プラスティック・ラブ

『芦田くん』から『雅也』になるまで1年。それからキスまで3ヶ月。
その先を許したのは・・・雅也と呼ぶようになってから1年が過ぎた頃。
正真正銘の恋人同士になろう、と言われたあの雨の日から2年が過ぎていた。


何も勿体つけていたわけじゃない。
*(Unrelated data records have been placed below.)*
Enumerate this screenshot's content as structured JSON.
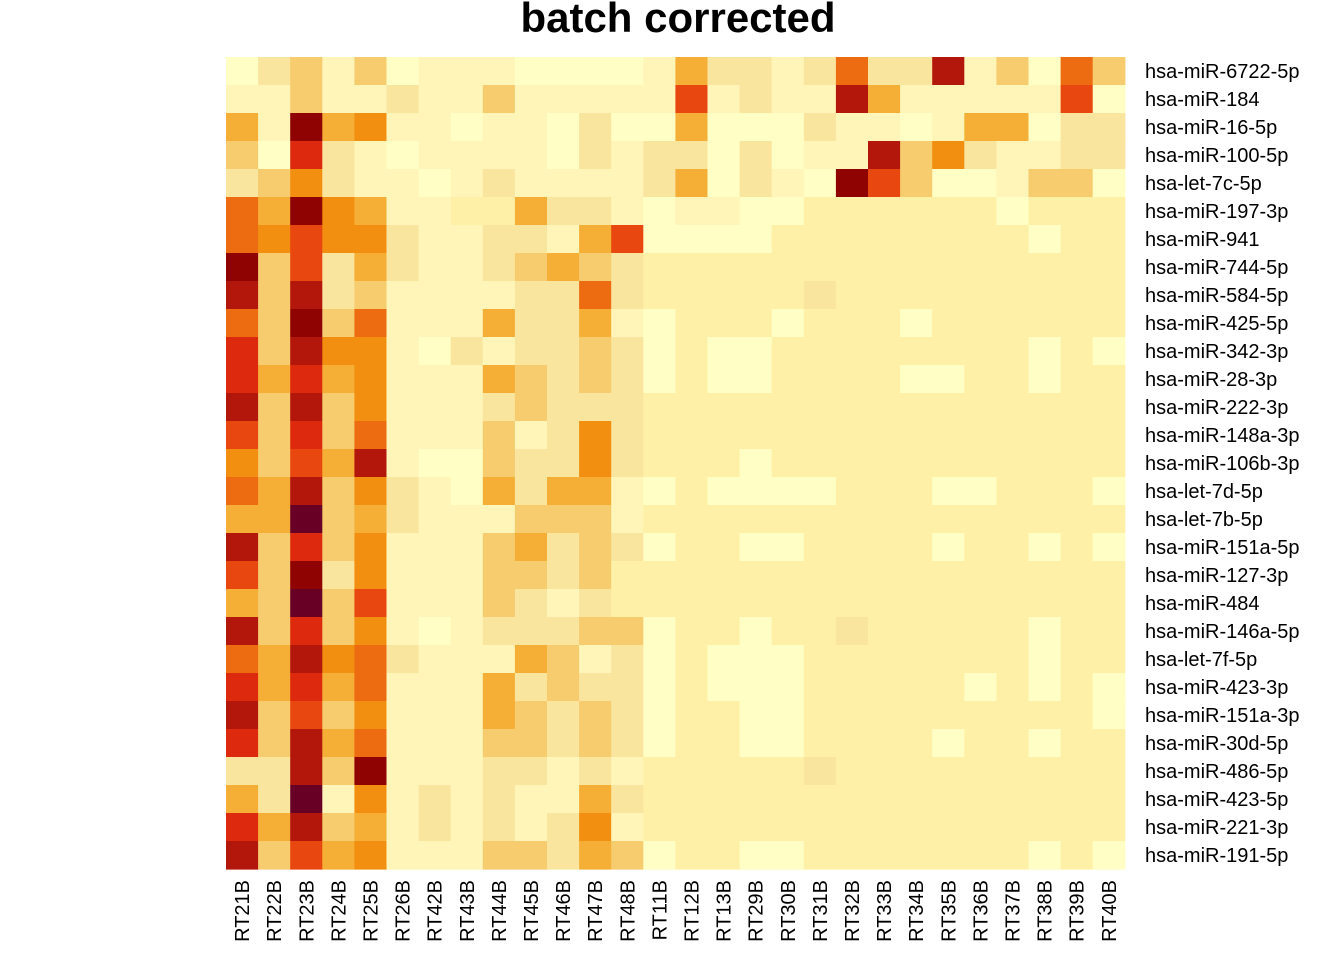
{
  "chart_data": {
    "type": "heatmap",
    "title": "batch corrected",
    "xlabel": "",
    "ylabel": "",
    "palette": [
      "#fffec4",
      "#fff5b8",
      "#fff0a8",
      "#fae59f",
      "#f6cc6e",
      "#f5ae36",
      "#f28f10",
      "#ed6c11",
      "#e8470f",
      "#dd2a0e",
      "#b3170b",
      "#8f0303",
      "#680026"
    ],
    "columns": [
      "RT21B",
      "RT22B",
      "RT23B",
      "RT24B",
      "RT25B",
      "RT26B",
      "RT42B",
      "RT43B",
      "RT44B",
      "RT45B",
      "RT46B",
      "RT47B",
      "RT48B",
      "RT11B",
      "RT12B",
      "RT13B",
      "RT29B",
      "RT30B",
      "RT31B",
      "RT32B",
      "RT33B",
      "RT34B",
      "RT35B",
      "RT36B",
      "RT37B",
      "RT38B",
      "RT39B",
      "RT40B"
    ],
    "rows": [
      "hsa-miR-6722-5p",
      "hsa-miR-184",
      "hsa-miR-16-5p",
      "hsa-miR-100-5p",
      "hsa-let-7c-5p",
      "hsa-miR-197-3p",
      "hsa-miR-941",
      "hsa-miR-744-5p",
      "hsa-miR-584-5p",
      "hsa-miR-425-5p",
      "hsa-miR-342-3p",
      "hsa-miR-28-3p",
      "hsa-miR-222-3p",
      "hsa-miR-148a-3p",
      "hsa-miR-106b-3p",
      "hsa-let-7d-5p",
      "hsa-let-7b-5p",
      "hsa-miR-151a-5p",
      "hsa-miR-127-3p",
      "hsa-miR-484",
      "hsa-miR-146a-5p",
      "hsa-let-7f-5p",
      "hsa-miR-423-3p",
      "hsa-miR-151a-3p",
      "hsa-miR-30d-5p",
      "hsa-miR-486-5p",
      "hsa-miR-423-5p",
      "hsa-miR-221-3p",
      "hsa-miR-191-5p"
    ],
    "values": [
      [
        0,
        3,
        4,
        1,
        4,
        0,
        1,
        1,
        1,
        0,
        0,
        0,
        0,
        1,
        5,
        3,
        3,
        1,
        3,
        7,
        3,
        3,
        10,
        1,
        4,
        0,
        7,
        4
      ],
      [
        1,
        1,
        4,
        1,
        1,
        3,
        1,
        1,
        4,
        1,
        1,
        1,
        1,
        1,
        8,
        1,
        3,
        1,
        1,
        10,
        5,
        1,
        1,
        1,
        1,
        1,
        8,
        0
      ],
      [
        5,
        1,
        11,
        5,
        6,
        1,
        1,
        0,
        1,
        1,
        0,
        3,
        0,
        0,
        5,
        0,
        0,
        0,
        3,
        1,
        1,
        0,
        1,
        5,
        5,
        0,
        3,
        3
      ],
      [
        4,
        0,
        9,
        3,
        1,
        0,
        1,
        1,
        1,
        1,
        0,
        3,
        1,
        3,
        3,
        0,
        3,
        0,
        1,
        1,
        10,
        4,
        6,
        3,
        1,
        1,
        3,
        3
      ],
      [
        3,
        4,
        6,
        3,
        1,
        1,
        0,
        1,
        3,
        1,
        1,
        1,
        1,
        3,
        5,
        0,
        3,
        1,
        0,
        11,
        8,
        4,
        0,
        0,
        1,
        4,
        4,
        0
      ],
      [
        7,
        5,
        11,
        6,
        5,
        1,
        1,
        2,
        2,
        5,
        3,
        3,
        1,
        0,
        1,
        1,
        0,
        0,
        2,
        2,
        2,
        2,
        2,
        2,
        0,
        2,
        2,
        2
      ],
      [
        7,
        6,
        8,
        6,
        6,
        3,
        1,
        1,
        3,
        3,
        1,
        5,
        8,
        0,
        0,
        0,
        0,
        2,
        2,
        2,
        2,
        2,
        2,
        2,
        2,
        0,
        2,
        2
      ],
      [
        11,
        4,
        8,
        3,
        5,
        3,
        1,
        1,
        3,
        4,
        5,
        4,
        3,
        2,
        2,
        2,
        2,
        2,
        2,
        2,
        2,
        2,
        2,
        2,
        2,
        2,
        2,
        2
      ],
      [
        10,
        4,
        10,
        3,
        4,
        1,
        1,
        1,
        1,
        3,
        3,
        7,
        3,
        2,
        2,
        2,
        2,
        2,
        3,
        2,
        2,
        2,
        2,
        2,
        2,
        2,
        2,
        2
      ],
      [
        7,
        4,
        11,
        4,
        7,
        1,
        1,
        1,
        5,
        3,
        3,
        5,
        1,
        0,
        2,
        2,
        2,
        0,
        2,
        2,
        2,
        0,
        2,
        2,
        2,
        2,
        2,
        2
      ],
      [
        9,
        4,
        10,
        6,
        6,
        1,
        0,
        3,
        1,
        3,
        3,
        4,
        3,
        0,
        2,
        0,
        0,
        2,
        2,
        2,
        2,
        2,
        2,
        2,
        2,
        0,
        2,
        0
      ],
      [
        9,
        5,
        9,
        5,
        6,
        1,
        1,
        1,
        5,
        4,
        3,
        4,
        3,
        0,
        2,
        0,
        0,
        2,
        2,
        2,
        2,
        0,
        0,
        2,
        2,
        0,
        2,
        2
      ],
      [
        10,
        4,
        10,
        4,
        6,
        1,
        1,
        1,
        3,
        4,
        3,
        3,
        3,
        2,
        2,
        2,
        2,
        2,
        2,
        2,
        2,
        2,
        2,
        2,
        2,
        2,
        2,
        2
      ],
      [
        8,
        4,
        9,
        4,
        7,
        1,
        1,
        1,
        4,
        1,
        3,
        6,
        3,
        2,
        2,
        2,
        2,
        2,
        2,
        2,
        2,
        2,
        2,
        2,
        2,
        2,
        2,
        2
      ],
      [
        6,
        4,
        8,
        5,
        10,
        1,
        0,
        0,
        4,
        3,
        3,
        6,
        3,
        2,
        2,
        2,
        0,
        2,
        2,
        2,
        2,
        2,
        2,
        2,
        2,
        2,
        2,
        2
      ],
      [
        7,
        5,
        10,
        4,
        6,
        3,
        1,
        0,
        5,
        3,
        5,
        5,
        1,
        0,
        2,
        0,
        0,
        0,
        0,
        2,
        2,
        2,
        0,
        0,
        2,
        2,
        2,
        0
      ],
      [
        5,
        5,
        12,
        4,
        5,
        3,
        1,
        1,
        1,
        4,
        4,
        4,
        1,
        2,
        2,
        2,
        2,
        2,
        2,
        2,
        2,
        2,
        2,
        2,
        2,
        2,
        2,
        2
      ],
      [
        10,
        4,
        9,
        4,
        6,
        1,
        1,
        1,
        4,
        5,
        3,
        4,
        3,
        0,
        2,
        2,
        0,
        0,
        2,
        2,
        2,
        2,
        0,
        2,
        2,
        0,
        2,
        0
      ],
      [
        8,
        4,
        11,
        3,
        6,
        1,
        1,
        1,
        4,
        4,
        3,
        4,
        2,
        2,
        2,
        2,
        2,
        2,
        2,
        2,
        2,
        2,
        2,
        2,
        2,
        2,
        2,
        2
      ],
      [
        5,
        4,
        12,
        4,
        8,
        1,
        1,
        1,
        4,
        3,
        1,
        3,
        2,
        2,
        2,
        2,
        2,
        2,
        2,
        2,
        2,
        2,
        2,
        2,
        2,
        2,
        2,
        2
      ],
      [
        10,
        4,
        9,
        4,
        6,
        1,
        0,
        1,
        3,
        3,
        3,
        4,
        4,
        0,
        2,
        2,
        0,
        2,
        2,
        3,
        2,
        2,
        2,
        2,
        2,
        0,
        2,
        2
      ],
      [
        7,
        5,
        10,
        6,
        7,
        3,
        1,
        1,
        1,
        5,
        4,
        1,
        3,
        0,
        2,
        0,
        0,
        0,
        2,
        2,
        2,
        2,
        2,
        2,
        2,
        0,
        2,
        2
      ],
      [
        9,
        5,
        9,
        5,
        7,
        1,
        1,
        1,
        5,
        3,
        4,
        3,
        3,
        0,
        2,
        0,
        0,
        0,
        2,
        2,
        2,
        2,
        2,
        0,
        2,
        0,
        2,
        0
      ],
      [
        10,
        4,
        8,
        4,
        6,
        1,
        1,
        1,
        5,
        4,
        3,
        4,
        3,
        0,
        2,
        2,
        0,
        0,
        2,
        2,
        2,
        2,
        2,
        2,
        2,
        2,
        2,
        0
      ],
      [
        9,
        4,
        10,
        5,
        7,
        1,
        1,
        1,
        4,
        4,
        3,
        4,
        3,
        0,
        2,
        2,
        0,
        0,
        2,
        2,
        2,
        2,
        0,
        2,
        2,
        0,
        2,
        2
      ],
      [
        3,
        3,
        10,
        4,
        11,
        1,
        1,
        1,
        3,
        3,
        1,
        3,
        1,
        2,
        2,
        2,
        2,
        2,
        3,
        2,
        2,
        2,
        2,
        2,
        2,
        2,
        2,
        2
      ],
      [
        5,
        3,
        12,
        1,
        6,
        1,
        3,
        1,
        3,
        1,
        1,
        5,
        3,
        2,
        2,
        2,
        2,
        2,
        2,
        2,
        2,
        2,
        2,
        2,
        2,
        2,
        2,
        2
      ],
      [
        9,
        5,
        10,
        4,
        5,
        1,
        3,
        1,
        3,
        1,
        3,
        6,
        1,
        2,
        2,
        2,
        2,
        2,
        2,
        2,
        2,
        2,
        2,
        2,
        2,
        2,
        2,
        2
      ],
      [
        10,
        4,
        8,
        5,
        6,
        1,
        1,
        1,
        4,
        4,
        3,
        5,
        4,
        0,
        2,
        2,
        0,
        0,
        2,
        2,
        2,
        2,
        2,
        2,
        2,
        0,
        2,
        0
      ]
    ]
  }
}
恋はいつも私が先に「思う」側だったのに
こんな風に「思われる」側になったのが初めてで
自分の気持ちに自信が持てなかったから。
だからこそ怖くて踏み出せなかったというのもある。
それに「俺の理性って大したもんだわ」と苦笑いした雅也には
申し訳なく思うけれど、初めての男性の理想像と彼は少しだけ・・・違ったから。



初めての男性は初めて好きになったあの人がいい――



そんな過ぎし日に抱いた淡い思いを
かすかに残したまま彼に抱かれた夜・・・
涙してしまったのは破瓜の痛みだけではない。




「彩夏 ホラしっかりして」
「・・・ん」




優しく柔らかく唇が触れ合う感触に
意識の輪郭が徐々にぼやけて脱力していく身体を
腰に回された雅也の腕が支えてくれたのまでは覚えている。
その後は細切れな感覚と感触だけしか残っていない。




目が覚めて・・・
隣に眠る雅也のむき出しの肩と彼のパジャマを素肌に羽織っている自分と
差し込む朝日がブラインドから漏れて落とす横縞の影と
頬に触れるシーツの香りでここがどこなのか気づく。



久しぶりの雅也の部屋はその持ち主と同じように私を優しく包んでくれる。